Gott sacker Kriminalroman
Im
Bohnenstengel, meiner Stammkneipe, wurde ich deswegen immer geärgert. Das Handy
hatte noch einen beachtlichen Antennenstummel – vermutlich war es ein Männchen.
Mit zittrigem Daumen tippte ich auf den winzigen Tasten
herum, aber umsonst. Funkloch.
Schwitzend setzte ich mich auf den heißen Sattel meines
Stahlrosses. Mit Zeigefinger und Daumen schloss ich meinen schwarzen Sturzhelm
unterm Kinn. Mit dem Daumen drückte ich den Starterknopf des Metall gewordenen
Traumes aus Milwaukee. Als ich anfuhr, ging mir ein Gedanke durch den Kopf: Was
würde ich ohne Daumen machen?
Oft bin ich mit mir unzufrieden, immer wenn ich an
Unwesentliches denke, wenn ich Wesentliches denken müsste.
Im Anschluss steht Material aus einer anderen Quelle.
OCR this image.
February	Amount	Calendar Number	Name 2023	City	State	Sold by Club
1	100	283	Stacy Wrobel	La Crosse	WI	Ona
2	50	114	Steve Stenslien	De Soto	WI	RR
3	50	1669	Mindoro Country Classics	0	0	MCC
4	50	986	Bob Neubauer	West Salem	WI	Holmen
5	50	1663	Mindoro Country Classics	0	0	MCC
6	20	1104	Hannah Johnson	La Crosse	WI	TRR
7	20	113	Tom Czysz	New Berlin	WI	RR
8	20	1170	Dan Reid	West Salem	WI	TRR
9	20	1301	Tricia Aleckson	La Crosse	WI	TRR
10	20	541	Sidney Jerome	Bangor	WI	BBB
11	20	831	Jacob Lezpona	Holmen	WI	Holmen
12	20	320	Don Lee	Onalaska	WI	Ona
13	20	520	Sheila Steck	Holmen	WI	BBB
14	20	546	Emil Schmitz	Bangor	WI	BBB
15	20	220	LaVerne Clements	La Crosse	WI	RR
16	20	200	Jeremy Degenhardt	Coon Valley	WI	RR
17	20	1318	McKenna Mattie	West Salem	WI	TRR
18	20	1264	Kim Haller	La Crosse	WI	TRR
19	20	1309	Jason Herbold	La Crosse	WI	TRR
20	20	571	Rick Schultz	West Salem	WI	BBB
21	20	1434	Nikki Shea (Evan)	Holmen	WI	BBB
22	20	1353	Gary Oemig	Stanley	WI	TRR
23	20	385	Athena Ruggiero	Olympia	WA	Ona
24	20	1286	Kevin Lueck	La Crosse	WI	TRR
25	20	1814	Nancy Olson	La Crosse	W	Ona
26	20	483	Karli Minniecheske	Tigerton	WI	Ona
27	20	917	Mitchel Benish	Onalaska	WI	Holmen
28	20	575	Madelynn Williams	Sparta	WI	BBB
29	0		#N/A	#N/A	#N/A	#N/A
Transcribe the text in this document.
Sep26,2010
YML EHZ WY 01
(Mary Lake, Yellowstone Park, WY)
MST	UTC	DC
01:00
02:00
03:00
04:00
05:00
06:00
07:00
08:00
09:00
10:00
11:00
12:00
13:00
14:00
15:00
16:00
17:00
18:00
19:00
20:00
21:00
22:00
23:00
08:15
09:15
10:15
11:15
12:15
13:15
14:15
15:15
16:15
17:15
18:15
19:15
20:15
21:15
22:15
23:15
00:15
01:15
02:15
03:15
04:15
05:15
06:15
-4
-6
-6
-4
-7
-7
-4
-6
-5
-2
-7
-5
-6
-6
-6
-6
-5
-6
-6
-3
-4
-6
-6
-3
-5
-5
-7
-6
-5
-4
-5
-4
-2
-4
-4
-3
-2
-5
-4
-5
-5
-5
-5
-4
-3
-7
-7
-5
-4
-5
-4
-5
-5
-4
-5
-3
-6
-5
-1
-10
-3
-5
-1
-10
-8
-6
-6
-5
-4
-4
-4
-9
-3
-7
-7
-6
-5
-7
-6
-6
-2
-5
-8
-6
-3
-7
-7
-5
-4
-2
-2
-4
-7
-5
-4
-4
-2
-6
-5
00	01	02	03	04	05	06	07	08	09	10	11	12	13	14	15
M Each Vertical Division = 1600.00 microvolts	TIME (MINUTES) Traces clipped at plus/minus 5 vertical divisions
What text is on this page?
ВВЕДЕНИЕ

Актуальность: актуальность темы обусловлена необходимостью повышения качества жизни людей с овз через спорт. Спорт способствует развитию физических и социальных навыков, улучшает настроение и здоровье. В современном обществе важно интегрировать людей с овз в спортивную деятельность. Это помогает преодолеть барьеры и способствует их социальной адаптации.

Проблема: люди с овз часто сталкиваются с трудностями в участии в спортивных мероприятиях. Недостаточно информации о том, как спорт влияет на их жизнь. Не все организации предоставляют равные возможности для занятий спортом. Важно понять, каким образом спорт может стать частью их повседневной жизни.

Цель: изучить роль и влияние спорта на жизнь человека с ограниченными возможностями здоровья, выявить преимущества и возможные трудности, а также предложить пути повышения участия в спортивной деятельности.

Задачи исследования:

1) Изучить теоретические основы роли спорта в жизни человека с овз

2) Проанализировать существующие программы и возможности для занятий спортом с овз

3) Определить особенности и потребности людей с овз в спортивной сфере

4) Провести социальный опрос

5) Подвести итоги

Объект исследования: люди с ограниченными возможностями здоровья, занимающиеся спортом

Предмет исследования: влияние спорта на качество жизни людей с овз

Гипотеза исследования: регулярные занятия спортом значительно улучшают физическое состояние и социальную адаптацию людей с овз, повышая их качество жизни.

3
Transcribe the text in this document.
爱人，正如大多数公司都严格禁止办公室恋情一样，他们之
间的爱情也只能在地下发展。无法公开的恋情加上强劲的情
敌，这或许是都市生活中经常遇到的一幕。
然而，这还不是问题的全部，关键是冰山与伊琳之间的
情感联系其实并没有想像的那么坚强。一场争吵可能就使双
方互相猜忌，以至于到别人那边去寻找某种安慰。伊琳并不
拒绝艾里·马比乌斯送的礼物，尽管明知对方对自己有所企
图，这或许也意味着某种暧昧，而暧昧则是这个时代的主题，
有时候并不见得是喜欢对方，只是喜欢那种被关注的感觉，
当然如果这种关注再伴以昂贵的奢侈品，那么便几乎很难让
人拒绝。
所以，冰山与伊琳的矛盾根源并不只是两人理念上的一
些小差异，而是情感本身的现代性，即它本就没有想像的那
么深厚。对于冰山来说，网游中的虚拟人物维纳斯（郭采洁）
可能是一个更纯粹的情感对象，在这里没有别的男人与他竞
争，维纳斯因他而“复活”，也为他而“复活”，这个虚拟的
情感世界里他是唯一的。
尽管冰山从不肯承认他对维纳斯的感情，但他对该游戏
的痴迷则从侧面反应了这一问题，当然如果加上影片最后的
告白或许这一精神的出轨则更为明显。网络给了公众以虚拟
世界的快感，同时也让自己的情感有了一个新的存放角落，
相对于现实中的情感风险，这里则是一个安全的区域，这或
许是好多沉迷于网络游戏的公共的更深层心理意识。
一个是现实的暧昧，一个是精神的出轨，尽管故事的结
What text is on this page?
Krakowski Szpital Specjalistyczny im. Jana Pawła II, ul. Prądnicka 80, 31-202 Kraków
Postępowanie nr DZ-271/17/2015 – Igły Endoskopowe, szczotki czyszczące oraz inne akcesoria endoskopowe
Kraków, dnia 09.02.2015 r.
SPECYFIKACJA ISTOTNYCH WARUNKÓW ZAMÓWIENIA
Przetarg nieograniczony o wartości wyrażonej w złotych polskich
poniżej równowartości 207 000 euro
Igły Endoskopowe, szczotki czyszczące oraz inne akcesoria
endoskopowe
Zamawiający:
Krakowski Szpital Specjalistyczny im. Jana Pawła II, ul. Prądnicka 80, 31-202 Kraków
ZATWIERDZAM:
Bestimmt sollte ich
hierin die Ursache suchen, dass es mit meiner Studiererei nicht so richtig
geklappt hat. Meine Mutter hatte immer geschimpft: ›Ewiger Student, typisches
Gammelstudium‹. Aber … genau so war es auch. Begonnen hatte ich in
Heidelberg, Lehramt Kunst und Englisch. Gescheitert bin ich am Ti-eitsch ›th‹.
Oder vielleicht auch an anderem. Dann Parapsychologie in Freiburg bei Professor
Johannes Mischo. War klasse, aber dann hatte ich Dörthe aus Herne
kennengelernt.
Heilandzack!
Ein in einer Kurve zu umfahrender Kuhfladen riss mich aus
Gedanken, die fehl am Platze waren. Noch wenige Meter bis zum Ortsschild von
Riedhagen.
Am Gasthaus Zum Goldenen Ochsen lag eine Katze
im Schatten des lang gezogenen Vordaches. Als ich vor ihr anhielt, öffnete sie
kurz die Augen, schaute mich vorwurfsvoll an und zuckte mit dem schwarz-weißen
Ende ihres Schwanzes. Sie hatte nichts gegen Motorradfahrer.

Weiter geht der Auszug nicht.